Every user has it's own crontab
.
To see it just type
crontab -l
and, yes you've seen it right, when you want to add a crontab
then simply do
crontab -e
for the first time you'll be asked about the editor to use with crontab
. As you are a newbie as you say, I'd recommend to use nano, it's the simplest editor to use.
The crontab itself works like this
MIN = Minute 0-60
HOUR = Hour [24-hour clock] 0-23
MDAY = Day of Month 1-31
MON = Month 1-12 OR jan,feb,mar,apr ...
DOW = Day of Week 0-6 OR sun,mon,tue,wed,thu,fri,sat
COMMAND = Command to be run Any valid command-line
So e.g. to trigger a job every 15 minutes only on monday, you do it like so
*/15 * * * mon /home/me/yourscript.sh
and YES it's very important that you put your cronjob into the crontab of the user which has enough rights to execute it.

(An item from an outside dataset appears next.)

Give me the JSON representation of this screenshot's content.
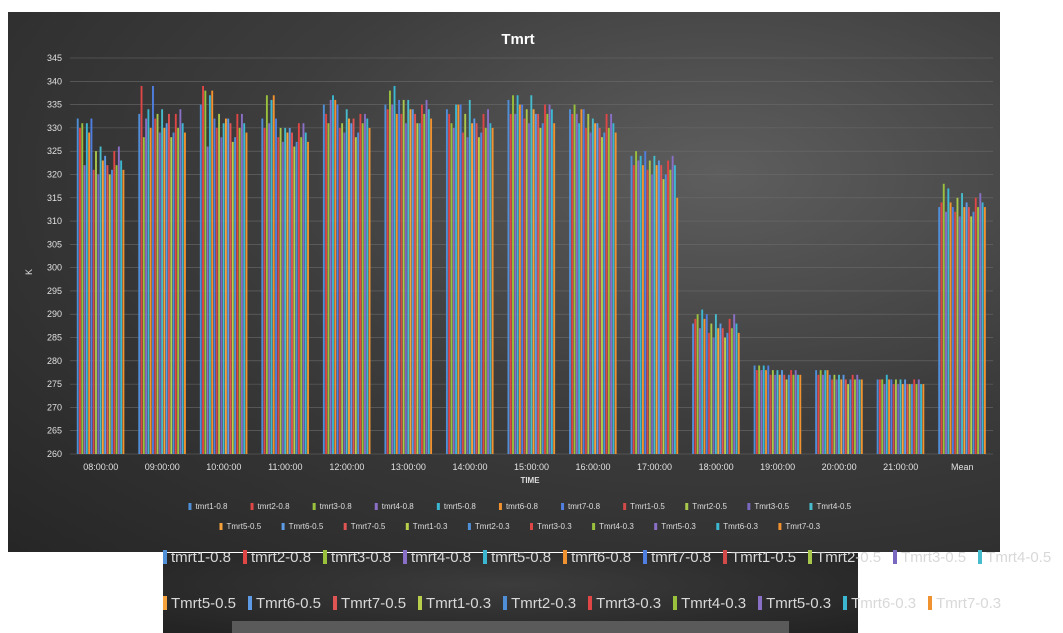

So if your script needs to be root or a special user, make sure to su to that user and add the cronjob there.
Also very important!
cronjob is dumb! Yes I said it. Always make sure to enter the full PATH to the application/command/script
you are using, because crontab won't work with .bashrc
or similar. You always have to make sure that you tell cron where it can find the files and directories.
To answer the rest of your questions:
Of course it will run on it's own, that's what it's there for. But you need to check that cronjob really does it, or if it's missing something. E.g. log into a logfile to see if it really works.
And NO, a restart is not needed. A restart with linux is normally only needed, if you install a new kernel. For it to use you'd need to reboot. Almost everything else can be done without reboot in Linux. Of course there are exceptions, but in general this statement is correct.